Microsaccades (or small saccades) are fixational eye movements with high velocity. They have been proposed as an index for covert spatial attention, but this proposal has been contested. One reason why it has been difficult to reach consensus is that different studies use different, arbitrary detection criteria such as velocity thresholds. Here, we developed a principled method for identifying microsaccades, based on Bayesian changepoint detection. Our generative model contains a latent state variable that changes between drift/tremor and microsaccade states at random times.

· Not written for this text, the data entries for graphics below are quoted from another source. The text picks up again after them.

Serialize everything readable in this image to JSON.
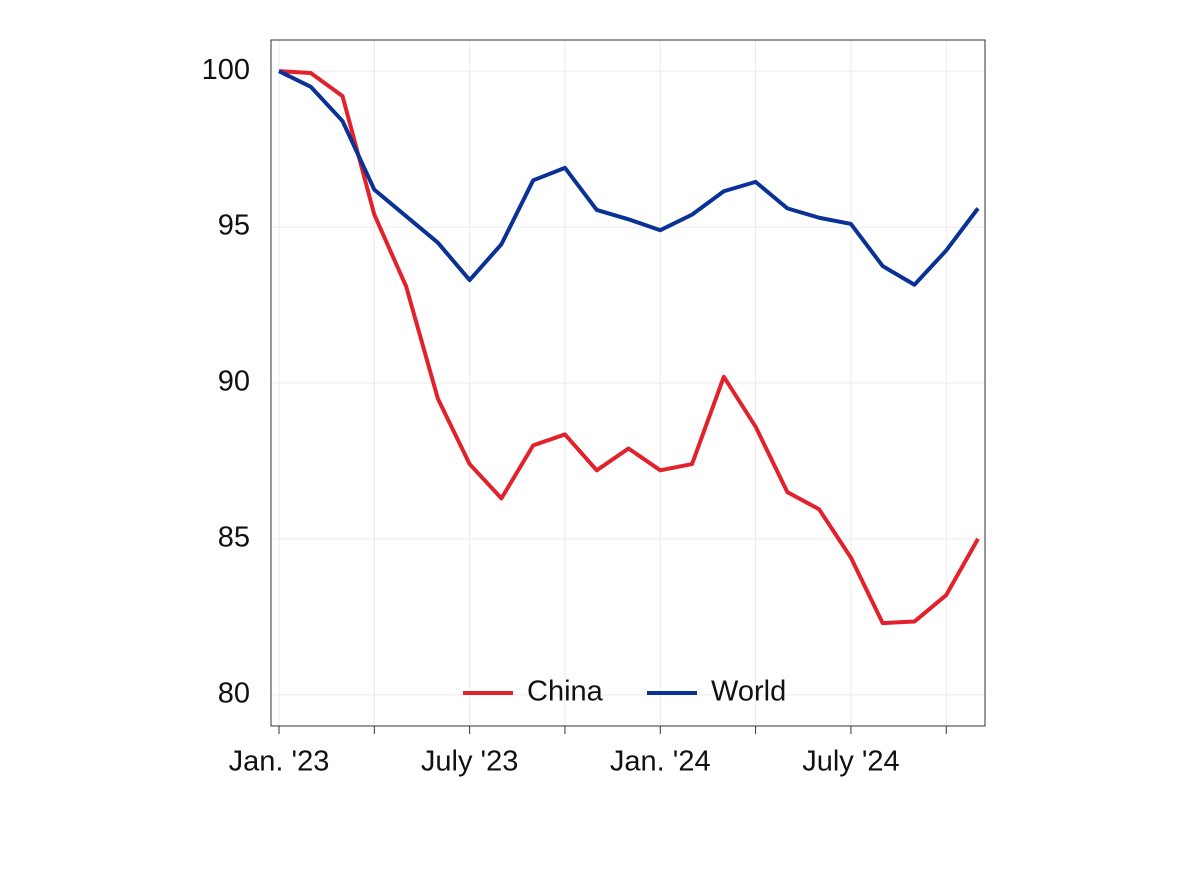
{
  "chart_data": {
    "type": "line",
    "categories": [
      "Jan. '23",
      null,
      null,
      null,
      null,
      null,
      "July '23",
      null,
      null,
      null,
      null,
      null,
      "Jan. '24",
      null,
      null,
      null,
      null,
      null,
      "July '24",
      null,
      null,
      null,
      null
    ],
    "series": [
      {
        "name": "China",
        "color": "#e2212b",
        "values": [
          100,
          99.94,
          99.2,
          95.4,
          93.1,
          89.5,
          87.4,
          86.3,
          88.0,
          88.35,
          87.2,
          87.9,
          87.2,
          87.4,
          90.2,
          88.6,
          86.5,
          85.95,
          84.4,
          82.3,
          82.35,
          83.2,
          85.0
        ]
      },
      {
        "name": "World",
        "color": "#0a3195",
        "values": [
          100,
          99.5,
          98.4,
          96.2,
          95.35,
          94.5,
          93.3,
          94.45,
          96.5,
          96.9,
          95.55,
          95.25,
          94.9,
          95.4,
          96.15,
          96.45,
          95.6,
          95.3,
          95.1,
          93.75,
          93.15,
          94.25,
          95.6
        ]
      }
    ],
    "ylim": [
      79,
      101
    ],
    "yticks": [
      80,
      85,
      90,
      95,
      100
    ],
    "grid": true,
    "legend": "bottom"
  }
}
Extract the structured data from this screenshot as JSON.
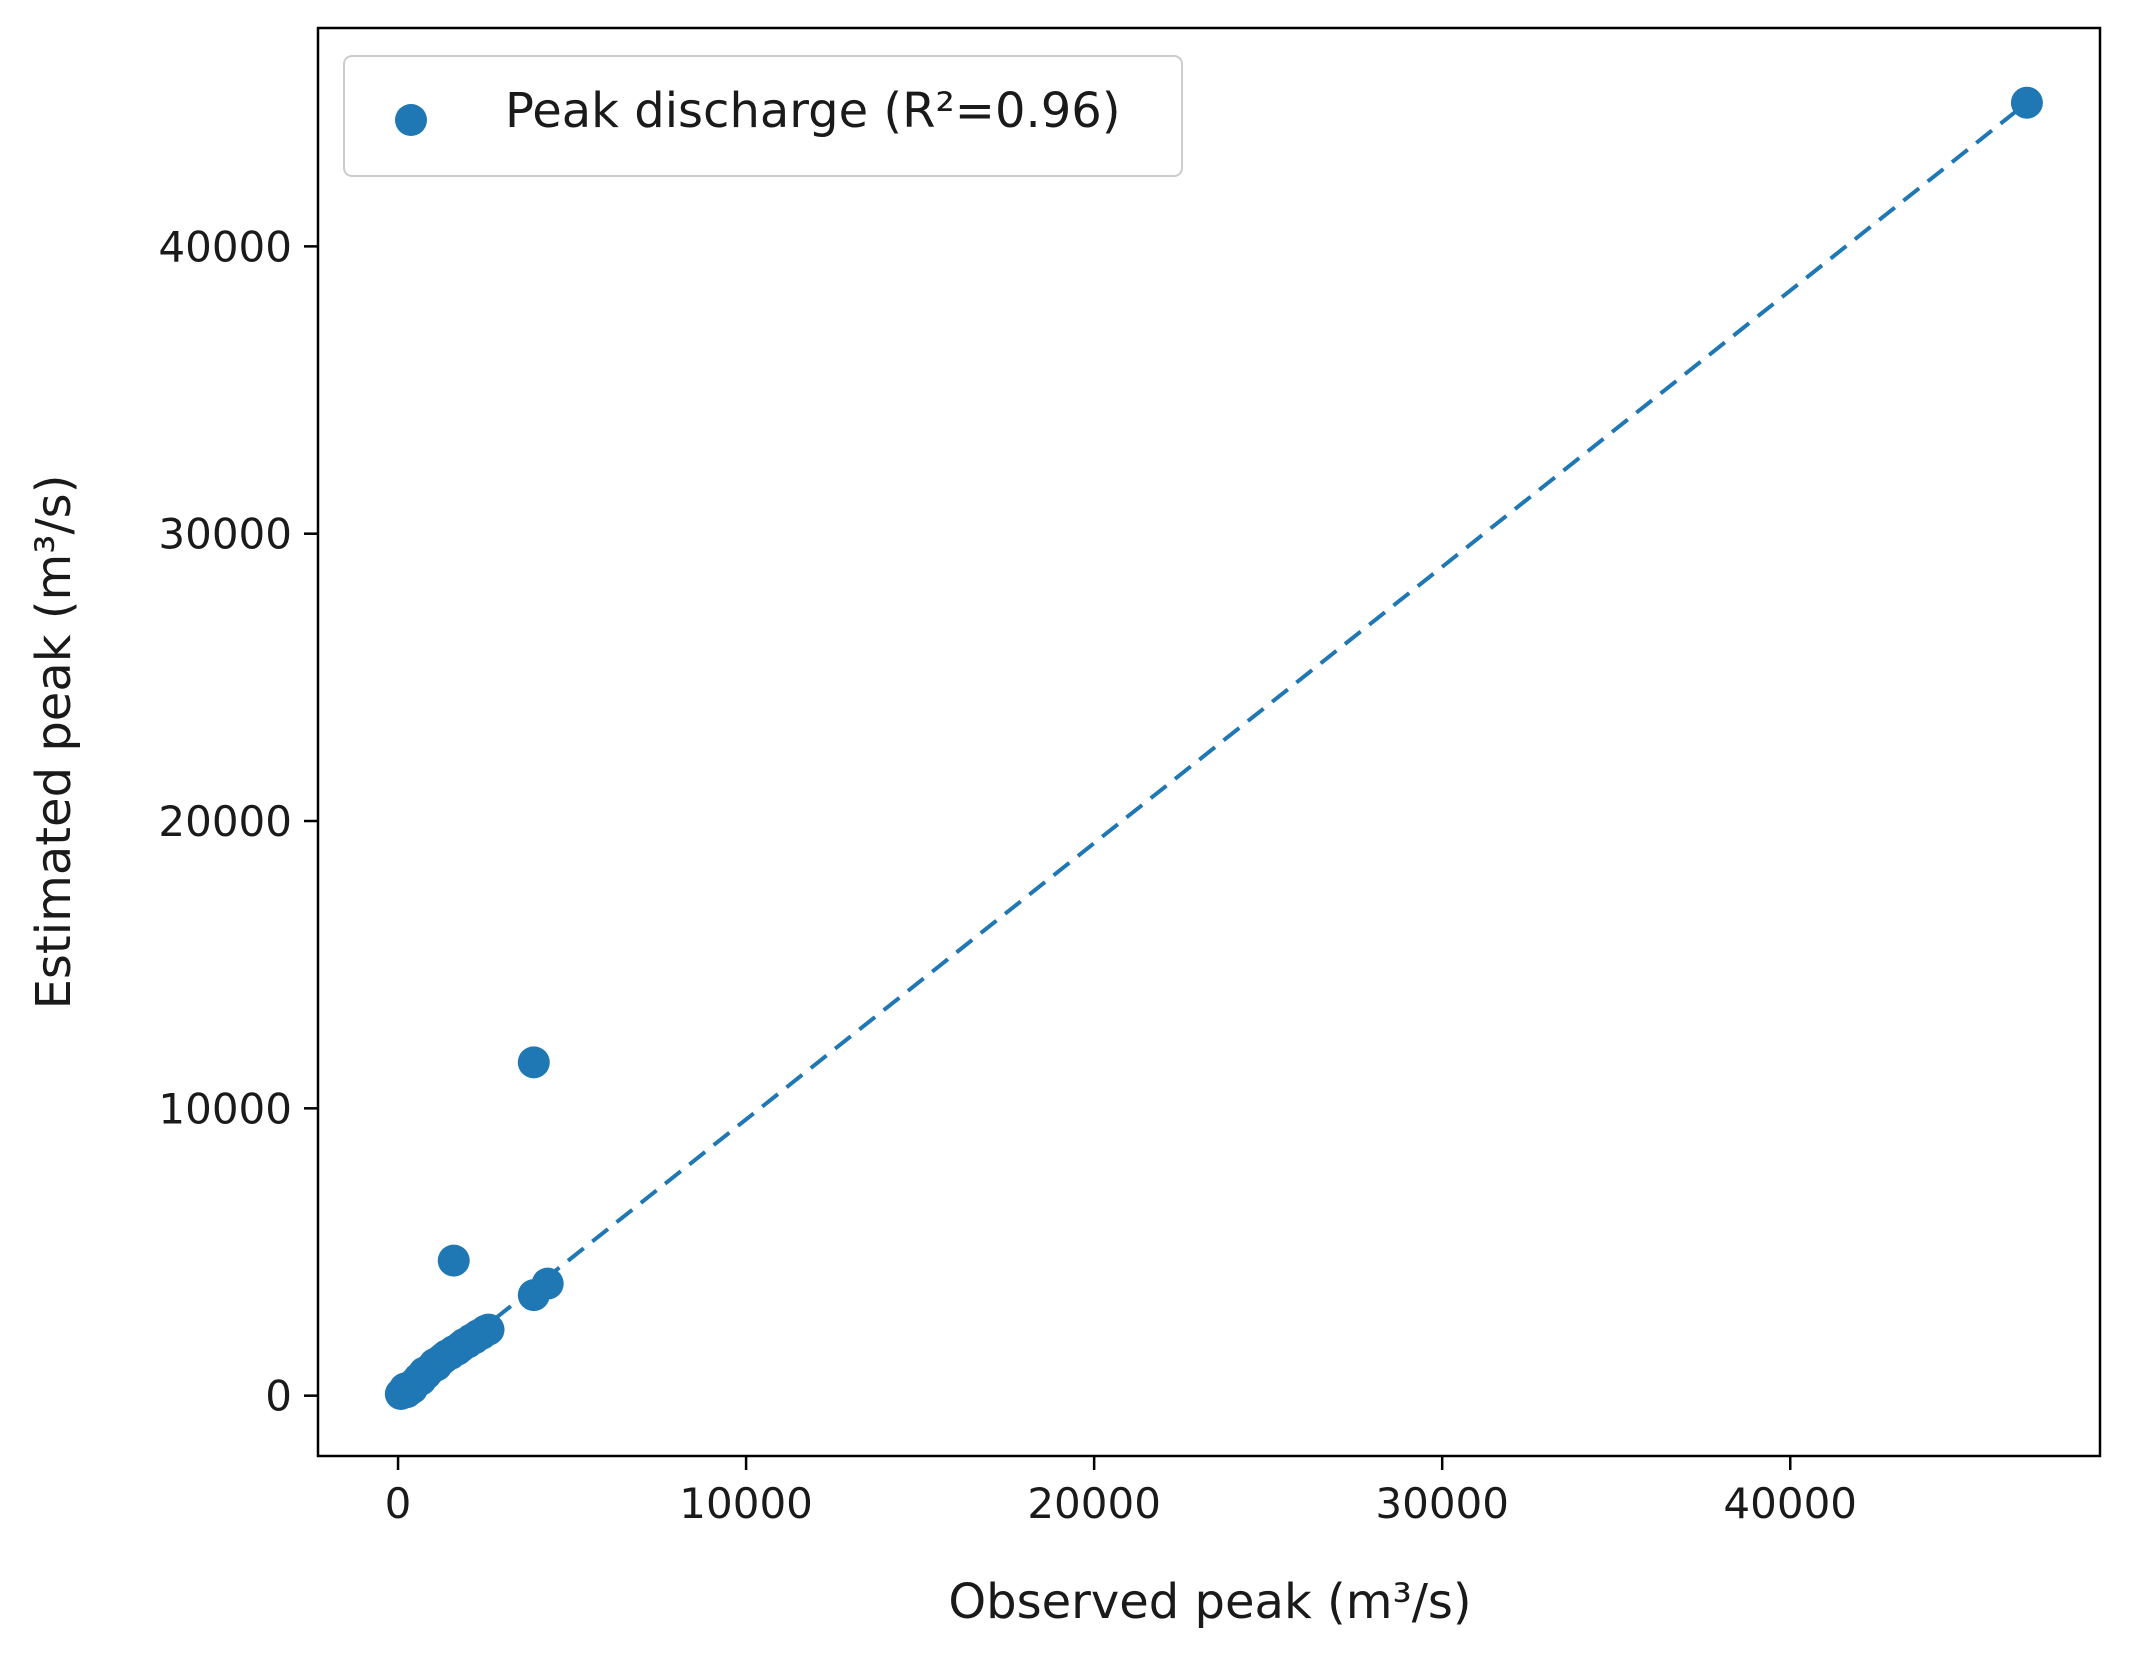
{
  "chart_data": {
    "type": "scatter",
    "title": "",
    "xlabel": "Observed peak (m³/s)",
    "ylabel": "Estimated peak (m³/s)",
    "xlim": [
      -2300,
      48900
    ],
    "ylim": [
      -2100,
      47600
    ],
    "xticks": [
      0,
      10000,
      20000,
      30000,
      40000
    ],
    "yticks": [
      0,
      10000,
      20000,
      30000,
      40000
    ],
    "xtick_labels": [
      "0",
      "10000",
      "20000",
      "30000",
      "40000"
    ],
    "ytick_labels": [
      "0",
      "10000",
      "20000",
      "30000",
      "40000"
    ],
    "grid": false,
    "legend_position": "top-left",
    "color": "#1f77b4",
    "series": [
      {
        "name": "Peak discharge (R²=0.96)",
        "x": [
          80,
          150,
          200,
          250,
          300,
          350,
          400,
          450,
          500,
          550,
          600,
          650,
          700,
          750,
          800,
          850,
          900,
          950,
          1000,
          1050,
          1100,
          1150,
          1200,
          1300,
          1400,
          1500,
          1600,
          1700,
          1800,
          1900,
          2000,
          2100,
          2200,
          2300,
          2400,
          2500,
          2600,
          3900,
          4300,
          1600,
          3900,
          46800
        ],
        "y": [
          60,
          100,
          250,
          120,
          200,
          300,
          250,
          400,
          450,
          500,
          600,
          550,
          700,
          800,
          750,
          850,
          900,
          950,
          1000,
          1100,
          1050,
          1150,
          1200,
          1300,
          1400,
          1450,
          1550,
          1600,
          1700,
          1800,
          1850,
          1950,
          2000,
          2100,
          2150,
          2250,
          2300,
          3500,
          3900,
          4700,
          11600,
          45000
        ]
      }
    ],
    "fit_line": {
      "style": "dashed",
      "x": [
        0,
        46800
      ],
      "y": [
        0,
        45000
      ]
    }
  }
}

We model the eye position as a biased random walk with a different velocity distribution for each state; on average, microsaccades have higher speed. Using this generative model, we computed the posterior probability over the time series of the state variable given the entire eye position time series. To sample from this high-dimensional posterior while avoiding local maxima, we used parallel-tempered MCMC. To test the validity of our algorithm, we applied it to simulated eye position data from the generative model. At low noise levels, we recovered the true microsaccades near perfectly, while at higher noise levels, we found state vectors with higher posterior probabilities than the true time series. When we apply the algorithm to real data, the inferred microsaccades are comparable with those found by previous methods. Our approach has advantages over previous methods: (1) the detection criterion is derived, not assumed, (2) we obtain a probabilistic judgment (i.e. a confidence rating), instead of a binary one, (3) the method can be straightforwardly adapted as the generative model is refined. Meeting abstract presented at VSS 2015.